Friday, May 29, 2009

On the (Ir)relevance of IR Scholarship to Policy Makers

. Friday, May 29, 2009

In April, Joseph Nye initiated a discussion about the policy relevance of contemporary international relations research. Dan Drezner pushed the discussion further, inviting academics to weigh in. (Will posted the blogging heads version last week). The central questions are two: why does contemporary IR scholarship have so little impact on policy? What, if anything, should or could be done about this lack of influence? Answers focus on the incentives that scholars face within the academy, with some focus on the supposed methodization of IR scholarship.

Yet to be articulated is the recognition that given what IR strives to do as a social science, any advice we might offer to policy makers must be either redundant or wrong. This is probably overstated, but let me defend it before I qualify it.

As a social science, IR strives to explain the choices that politicians make. The models we develop therefore either accurately explain governments' policy choices or they are wrong. IR models that accurately explain the decisions that governments make offer no insights to the politicians whose behavior they model. In fact, the more our models become grounded in empirical observation, that is, the more they summarize how politicians typically behave, the less useful they become to the politicians whose behavior they summarize. On the other hand, when politicians make choices that our models do not explain, our models must be wrong; after all, our models purport to explain politicians’ choices. Consequently, the only policy-relevant advice that IR can offer must be either redundant or wrong.

This problem is compounded by the incentive problem. Contemporary IR models assume that politicians respond rationally to incentives. What this means concretely will obviously depend upon context. Yet, the notion that a politician would adopt a fundamentally different policy than the one currently in place after learning about a piece of IR scholarship assumes that policy choice is predominantly a matter of intellectual persuasion.
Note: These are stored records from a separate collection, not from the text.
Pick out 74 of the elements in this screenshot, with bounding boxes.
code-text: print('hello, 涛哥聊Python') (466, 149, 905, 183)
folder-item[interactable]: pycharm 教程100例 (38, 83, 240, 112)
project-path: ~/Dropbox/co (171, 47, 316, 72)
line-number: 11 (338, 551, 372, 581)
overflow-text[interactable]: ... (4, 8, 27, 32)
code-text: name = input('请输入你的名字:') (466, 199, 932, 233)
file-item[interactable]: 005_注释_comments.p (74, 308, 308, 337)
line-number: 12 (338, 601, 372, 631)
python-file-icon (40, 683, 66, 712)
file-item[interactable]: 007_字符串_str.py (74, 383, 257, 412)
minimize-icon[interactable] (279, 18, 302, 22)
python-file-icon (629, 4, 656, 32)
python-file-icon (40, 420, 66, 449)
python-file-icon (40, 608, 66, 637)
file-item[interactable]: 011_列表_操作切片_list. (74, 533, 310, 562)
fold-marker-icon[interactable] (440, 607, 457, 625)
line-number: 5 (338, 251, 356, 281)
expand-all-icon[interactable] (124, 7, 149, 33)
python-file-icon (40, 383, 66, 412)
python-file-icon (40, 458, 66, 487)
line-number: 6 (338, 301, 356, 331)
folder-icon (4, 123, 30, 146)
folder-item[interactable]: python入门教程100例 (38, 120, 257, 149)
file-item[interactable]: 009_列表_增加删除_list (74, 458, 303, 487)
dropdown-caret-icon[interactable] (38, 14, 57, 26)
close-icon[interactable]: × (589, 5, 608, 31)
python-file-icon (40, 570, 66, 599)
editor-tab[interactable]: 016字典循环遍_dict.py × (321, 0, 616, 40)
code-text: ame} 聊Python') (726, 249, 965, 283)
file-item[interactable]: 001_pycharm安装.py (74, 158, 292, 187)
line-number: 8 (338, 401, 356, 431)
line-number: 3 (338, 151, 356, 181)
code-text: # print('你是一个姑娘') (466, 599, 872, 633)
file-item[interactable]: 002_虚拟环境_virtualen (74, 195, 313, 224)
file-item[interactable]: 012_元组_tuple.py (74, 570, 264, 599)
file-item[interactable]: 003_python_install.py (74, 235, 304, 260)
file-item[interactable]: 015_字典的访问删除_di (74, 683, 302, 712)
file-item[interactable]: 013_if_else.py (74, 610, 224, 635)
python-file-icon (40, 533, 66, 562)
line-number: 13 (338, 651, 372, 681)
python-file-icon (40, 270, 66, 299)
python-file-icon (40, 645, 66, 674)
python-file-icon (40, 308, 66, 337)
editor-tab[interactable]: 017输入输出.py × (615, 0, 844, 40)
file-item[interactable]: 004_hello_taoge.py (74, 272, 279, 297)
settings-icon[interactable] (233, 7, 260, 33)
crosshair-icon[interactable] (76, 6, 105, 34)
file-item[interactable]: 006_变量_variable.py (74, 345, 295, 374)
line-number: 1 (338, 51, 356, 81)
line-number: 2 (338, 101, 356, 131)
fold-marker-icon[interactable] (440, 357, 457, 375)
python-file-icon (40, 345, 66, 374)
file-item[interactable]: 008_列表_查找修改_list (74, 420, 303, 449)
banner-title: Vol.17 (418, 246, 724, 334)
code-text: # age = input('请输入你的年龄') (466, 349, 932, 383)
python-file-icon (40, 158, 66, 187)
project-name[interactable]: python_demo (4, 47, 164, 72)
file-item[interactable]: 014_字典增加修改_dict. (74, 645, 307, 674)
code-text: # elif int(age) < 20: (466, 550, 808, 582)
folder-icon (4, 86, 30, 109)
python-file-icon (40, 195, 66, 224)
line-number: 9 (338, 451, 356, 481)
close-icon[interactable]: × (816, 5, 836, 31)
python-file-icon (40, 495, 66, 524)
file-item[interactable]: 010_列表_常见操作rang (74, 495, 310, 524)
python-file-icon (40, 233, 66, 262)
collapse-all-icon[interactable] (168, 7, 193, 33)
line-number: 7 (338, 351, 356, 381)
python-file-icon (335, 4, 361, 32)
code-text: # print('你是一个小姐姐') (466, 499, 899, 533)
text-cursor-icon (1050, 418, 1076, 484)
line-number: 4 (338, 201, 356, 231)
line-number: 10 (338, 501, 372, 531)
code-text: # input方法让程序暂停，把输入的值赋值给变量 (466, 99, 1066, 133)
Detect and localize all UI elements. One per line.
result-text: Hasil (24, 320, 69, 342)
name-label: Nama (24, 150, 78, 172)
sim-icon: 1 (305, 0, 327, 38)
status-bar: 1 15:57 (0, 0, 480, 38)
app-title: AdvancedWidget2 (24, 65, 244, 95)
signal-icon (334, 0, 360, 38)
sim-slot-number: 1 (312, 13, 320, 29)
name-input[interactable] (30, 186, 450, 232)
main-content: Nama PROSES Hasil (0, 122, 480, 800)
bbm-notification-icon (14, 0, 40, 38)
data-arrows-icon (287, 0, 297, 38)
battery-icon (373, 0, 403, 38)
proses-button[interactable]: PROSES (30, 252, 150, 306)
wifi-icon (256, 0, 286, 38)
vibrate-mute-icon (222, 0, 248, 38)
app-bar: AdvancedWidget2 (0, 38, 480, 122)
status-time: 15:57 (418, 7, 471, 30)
Thus, what we assume to be true in our models (politicians respond to incentives) is inconsistent with what must be true in order for our models to influence governments’ policy choices (politicians respond to intellectual persuasion). This implies that contemporary IR models can influence policy only if they fundamentally mischaracterize the nature of political decision making.

Contemporary IR’s lack of policy influence is therefore the inevitable consequence of the field’s effort to become more scientific given what we seek to explain. Although economics has powerfully influenced our quest for rigor, the belief that policy influence is the natural consequence of this endeavor suggests that we have lost sight of how IR differs from economics. Economics as a social science (along with sociology and perhaps psychology) tells politicians how to use policy to change social outcomes. IR as a social science explains why governments adopt some policies rather than others. The better we are at explaining the choices that governments make, the fewer novel insights we can offer to policy makers.

The subtext of the broader discussion seems to suggest that we should lament this. I don't see why. We give up the opportunity to offer poorly-conceived policy advice in favor of gaining systematic knowledge. We could benefit by being more self-consciousness about the consequences of the choices we make. In particular, because our commitment to social science necessarily renders us less useful as policy advisers, we must invent new justifications for the project in which we are engaged. That, however, must be the topic of another post.